5 Internship Tips For International Students

Last year when I moved to the United States to pursue my Master’s degree, everything was new to me. I didn’t know which brand of cereal to buy, how much a nickel was or where I could get a straw in Starbucks. The little, everyday things and the inconvenience my newness caused to others made me cripplingly anxious.

One time I brought a Chipotle rice bowl to class and ate it with my hands because I didn’t know I have to get spoons and forks myself. Luckily I’m Indian so eating with my hands is not a problem, but my point remains! When simple things like grocery shopping come with a set of challenges, imagine how difficult it is to get an internship. So here are a few things I learned the hard way.

  1. 1. Be patient

    American students can apply to any internships they like, if they get selected they can start working immediately. Nobody keeps a tab on them about what they are doing, where, for how long and for how many hours. International students, however, have to get permissions from their student office for everything. Since these are rules we have to follow there is no point complaining, so just stay on top of all the long procedures. Talk to your advisor and figure out whether you are allowed to intern at all, for how many hours, is location an issue, is compensation something they need to be informed about and all the documentation you need to prepare.

  2. 2. Start early

    Since the procedures for international students can take up some time, I advise you to look for internships from early onwards. Last year, I started looking for summer internships in the spring, don’t do that. Keep an eye out for interesting opportunities all year round. Bigger companies also start their application and hiring processes earlier, some even a year in advance.

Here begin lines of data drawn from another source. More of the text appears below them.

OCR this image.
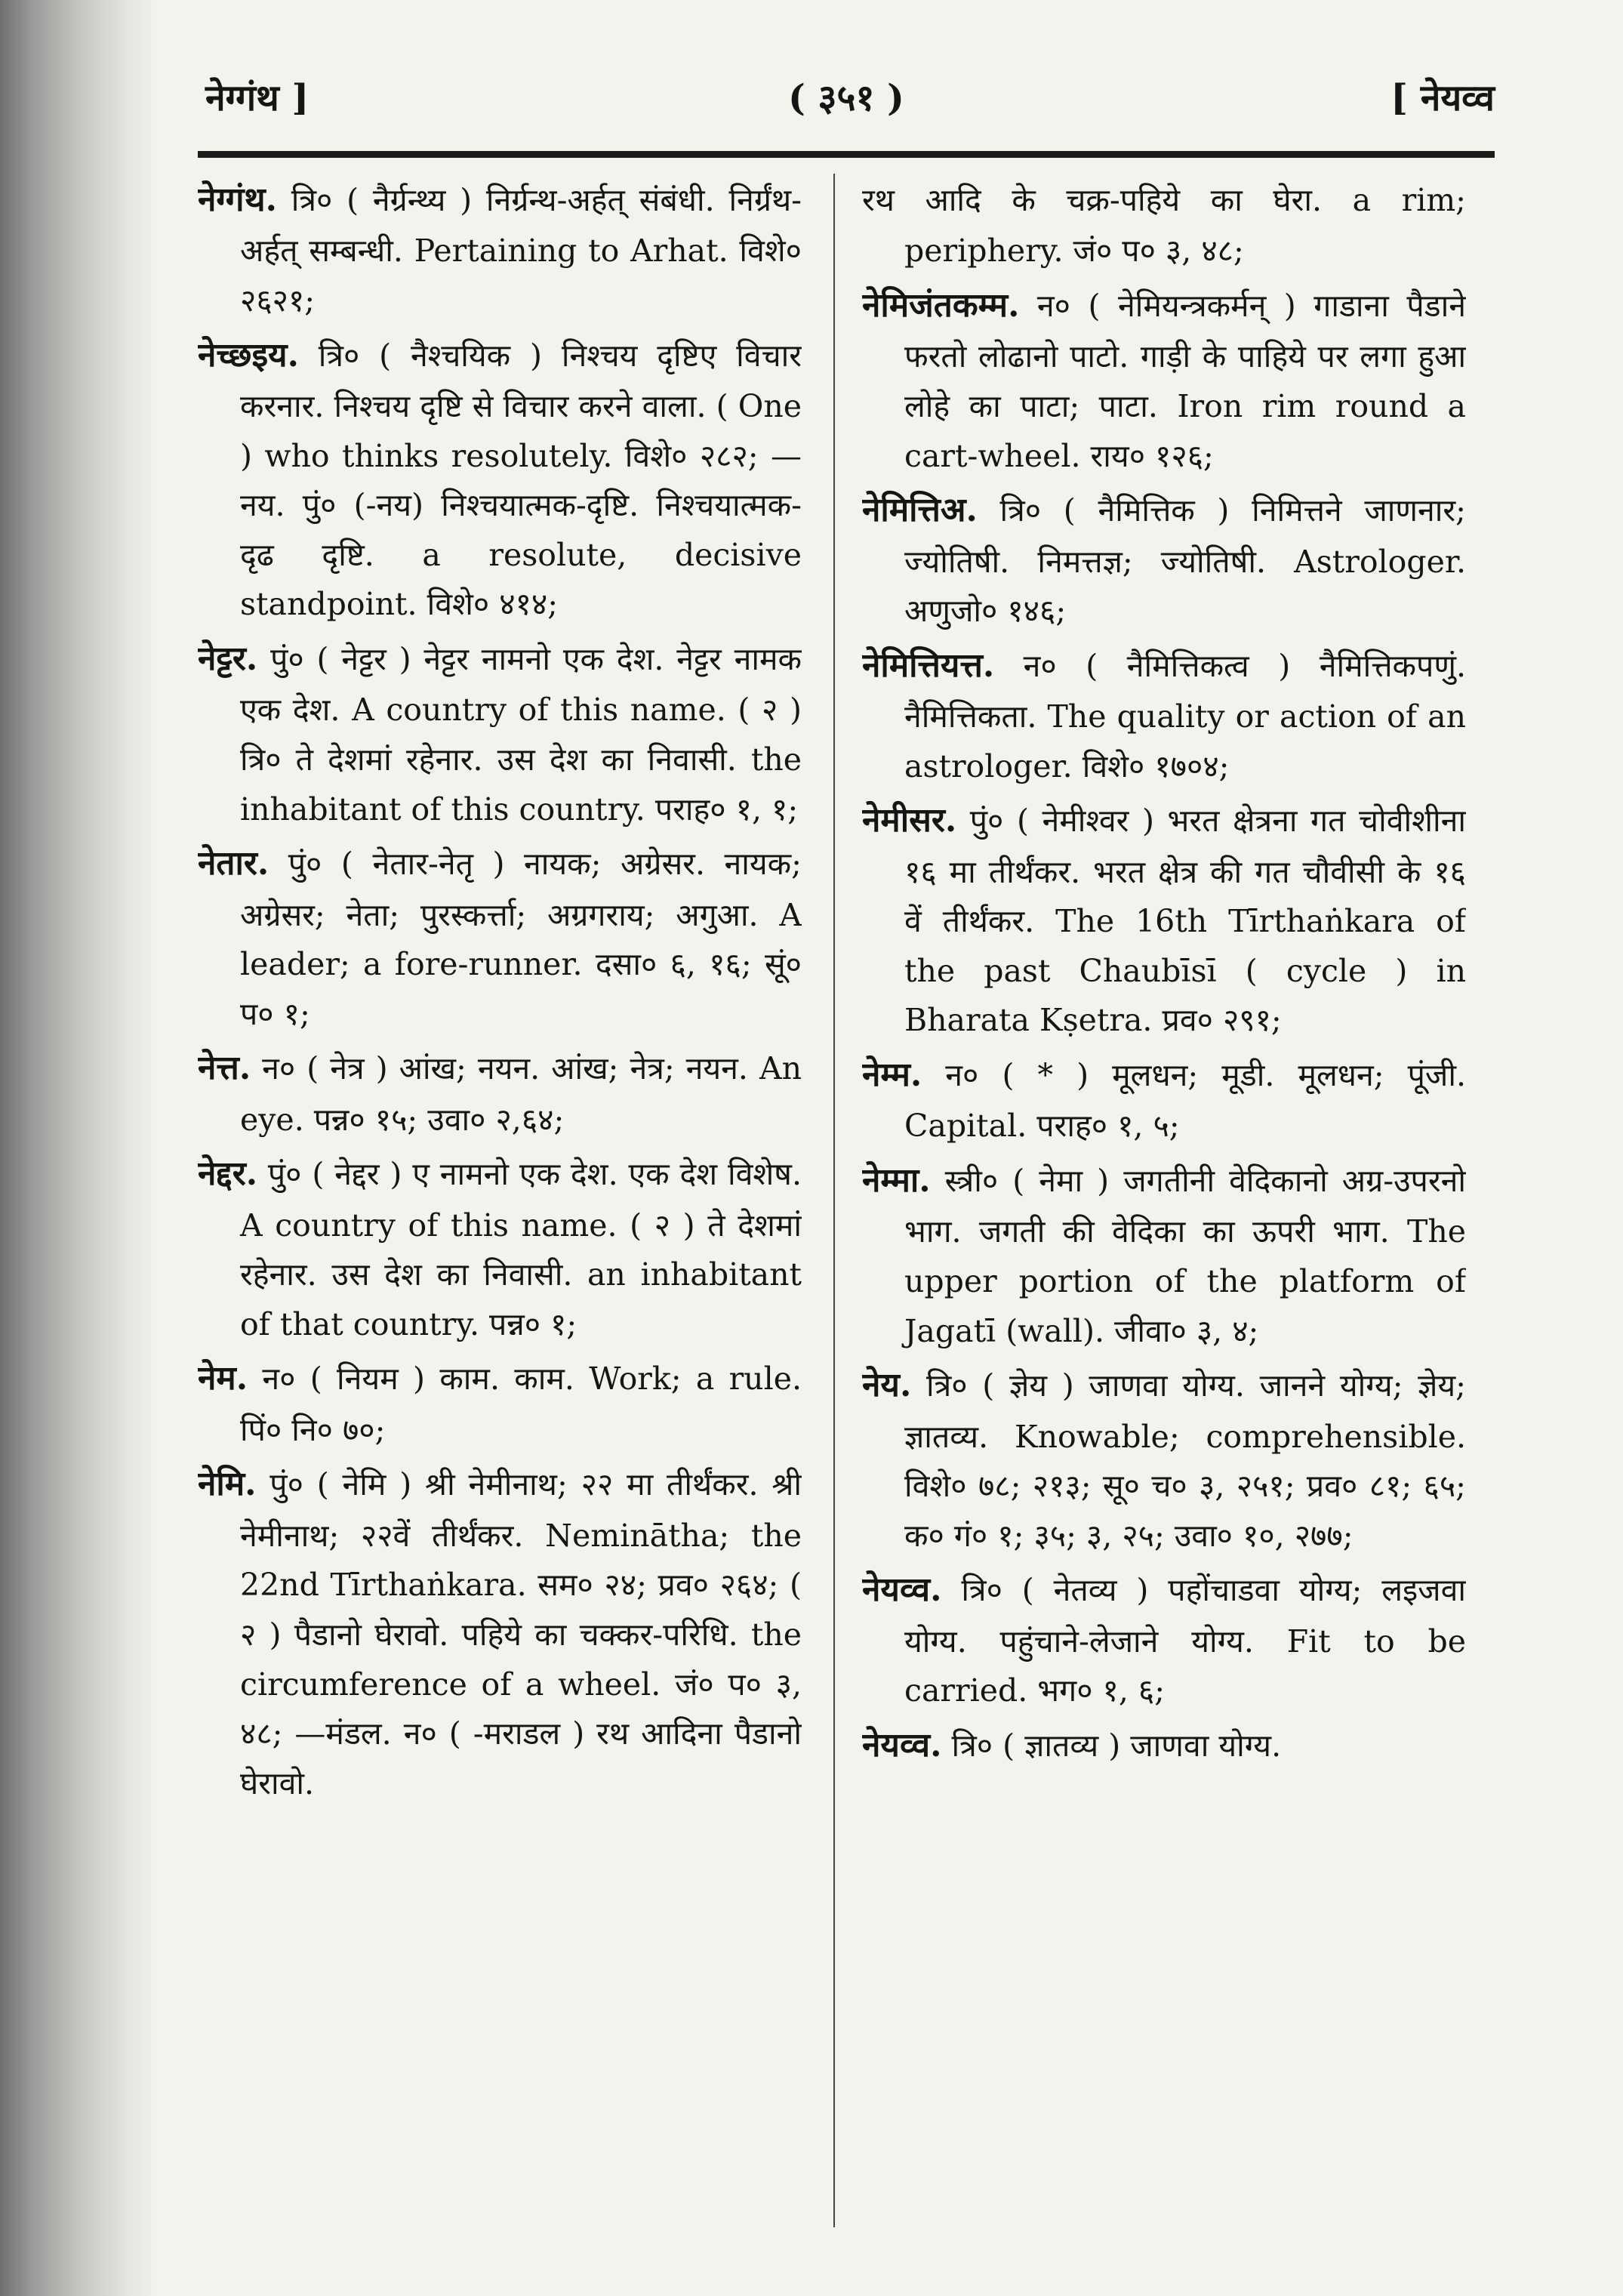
नेग्गंथ ]	( ३५१ )	[ नेयव्व

नेग्गंथ. त्रि० ( नैर्ग्रन्थ्य ) निर्ग्रन्थ-अर्हत् संबंधी. निर्ग्रंथ-अर्हत् सम्बन्धी. Pertaining to Arhat. विशे० २६२१;

नेच्छइय. त्रि० ( नैश्चयिक ) निश्चय दृष्टिए विचार करनार. निश्चय दृष्टि से विचार करने वाला. ( One ) who thinks resolutely. विशे० २८२; —नय. पुं० (-नय) निश्चयात्मक-दृष्टि. निश्चयात्मक-दृढ दृष्टि. a resolute, decisive standpoint. विशे० ४१४;

नेट्टर. पुं० ( नेट्टर ) नेट्टर नामनो एक देश. नेट्टर नामक एक देश. A country of this name. ( २ ) त्रि० ते देशमां रहेनार. उस देश का निवासी. the inhabitant of this country. पराह० १, १;

नेतार. पुं० ( नेतार-नेतृ ) नायक; अग्रेसर. नायक; अग्रेसर; नेता; पुरस्कर्त्ता; अग्रगराय; अगुआ. A leader; a fore-runner. दसा० ६, १६; सूं० प० १;

नेत्त. न० ( नेत्र ) आंख; नयन. आंख; नेत्र; नयन. An eye. पन्न० १५; उवा० २,६४;

नेद्दर. पुं० ( नेद्दर ) ए नामनो एक देश. एक देश विशेष. A country of this name. ( २ ) ते देशमां रहेनार. उस देश का निवासी. an inhabitant of that country. पन्न० १;

नेम. न० ( नियम ) काम. काम. Work; a rule. पिं० नि० ७०;

नेमि. पुं० ( नेमि ) श्री नेमीनाथ; २२ मा तीर्थंकर. श्री नेमीनाथ; २२वें तीर्थंकर. Neminātha; the 22nd Tīrthaṅkara. सम० २४; प्रव० २६४; ( २ ) पैडानो घेरावो. पहिये का चक्कर-परिधि. the circumference of a wheel. जं० प० ३, ४८; —मंडल. न० ( -मराडल ) रथ आदिना पैडानो घेरावो.

रथ आदि के चक्र-पहिये का घेरा. a rim; periphery. जं० प० ३, ४८;

नेमिजंतकम्म. न० ( नेमियन्त्रकर्मन् ) गाडाना पैडाने फरतो लोढानो पाटो. गाड़ी के पाहिये पर लगा हुआ लोहे का पाटा; पाटा. Iron rim round a cart-wheel. राय० १२६;

नेमित्तिअ. त्रि० ( नैमित्तिक ) निमित्तने जाणनार; ज्योतिषी. निमत्तज्ञ; ज्योतिषी. Astrologer. अणुजो० १४६;

नेमित्तियत्त. न० ( नैमित्तिकत्व ) नैमित्तिकपणुं. नैमित्तिकता. The quality or action of an astrologer. विशे० १७०४;

नेमीसर. पुं० ( नेमीश्वर ) भरत क्षेत्रना गत चोवीशीना १६ मा तीर्थंकर. भरत क्षेत्र की गत चौवीसी के १६ वें तीर्थंकर. The 16th Tīrthaṅkara of the past Chaubīsī ( cycle ) in Bharata Kṣetra. प्रव० २९१;

नेम्म. न० ( * ) मूलधन; मूडी. मूलधन; पूंजी. Capital. पराह० १, ५;

नेम्मा. स्त्री० ( नेमा ) जगतीनी वेदिकानो अग्र-उपरनो भाग. जगती की वेदिका का ऊपरी भाग. The upper portion of the platform of Jagatī (wall). जीवा० ३, ४;

नेय. त्रि० ( ज्ञेय ) जाणवा योग्य. जानने योग्य; ज्ञेय; ज्ञातव्य. Knowable; comprehensible. विशे० ७८; २१३; सू० च० ३, २५१; प्रव० ८१; ६५; क० गं० १; ३५; ३, २५; उवा० १०, २७७;

नेयव्व. त्रि० ( नेतव्य ) पहोंचाडवा योग्य; लइजवा योग्य. पहुंचाने-लेजाने योग्य. Fit to be carried. भग० १, ६;

नेयव्व. त्रि० ( ज्ञातव्य ) जाणवा योग्य.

  3. 3. Let your professors guide you

    During the two years that I’ve spent in the US, the faculty from my school has been really helpful and supportive. Most of the teachers want to work with you and help you grow, so get to know them and let them know that you’re looking for internships. For my last internship, I worked directly with one of my professors and I had an incredible experience.

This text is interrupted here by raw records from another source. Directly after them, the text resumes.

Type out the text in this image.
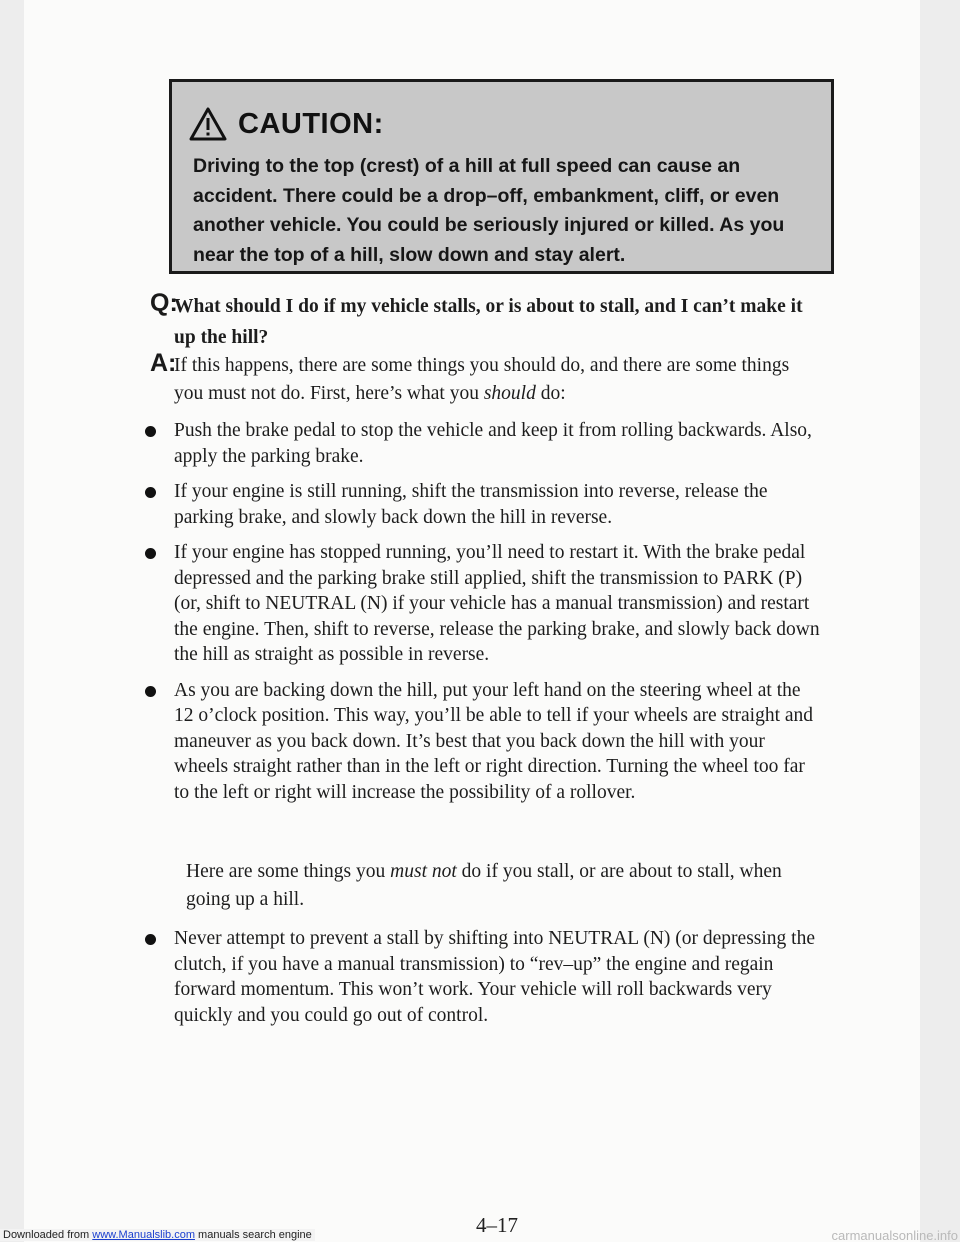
CAUTION:
Driving to the top (crest) of a hill at full speed can cause an accident. There could be a drop–off, embankment, cliff, or even another vehicle. You could be seriously injured or killed. As you near the top of a hill, slow down and stay alert.
Q:
What should I do if my vehicle stalls, or is about to stall, and I can’t make it up the hill?
A:
If this happens, there are some things you should do, and there are some things you must not do. First, here’s what you should do:
Push the brake pedal to stop the vehicle and keep it from rolling backwards. Also, apply the parking brake.
If your engine is still running, shift the transmission into reverse, release the parking brake, and slowly back down the hill in reverse.
If your engine has stopped running, you’ll need to restart it. With the brake pedal depressed and the parking brake still applied, shift the transmission to PARK (P) (or, shift to NEUTRAL (N) if your vehicle has a manual transmission) and restart the engine. Then, shift to reverse, release the parking brake, and slowly back down the hill as straight as possible in reverse.
As you are backing down the hill, put your left hand on the steering wheel at the 12 o’clock position. This way, you’ll be able to tell if your wheels are straight and maneuver as you back down. It’s best that you back down the hill with your wheels straight rather than in the left or right direction. Turning the wheel too far to the left or right will increase the possibility of a rollover.
Here are some things you must not do if you stall, or are about to stall, when going up a hill.
Never attempt to prevent a stall by shifting into NEUTRAL (N) (or depressing the clutch, if you have a manual transmission) to “rev–up” the engine and regain forward momentum. This won’t work. Your vehicle will roll backwards very quickly and you could go out of control.
4–17
Downloaded from www.Manualslib.com manuals search engine	carmanualsonline.info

  4. 4. Save some money beforehand

    Internships can get quite expensive, especially if you’re planning to intern in a huge city. Most internships are notorious for paying next to nothing. So it’s best if you start saving some money in advance for your summer expenses. All the money I earned from my internship went into paying my rent and summer tuition, so you might not make a lot either.

  5. 5. Don't be disheartened

    It might seem like everyone in your class is scoring an internship in San Francisco or getting an exciting summer job. Don’t let that get you down, for most international students it is very hard to score good internships. Not only are American students better-equipped at navigating this internship circus, but they might also have contacts that we as complete outsiders don’t. There are several socio-cultural factors involved so if you don’t get an internship, don’t assume it was because of your lack of skills or talent. Just find a summer job on campus and try again next year.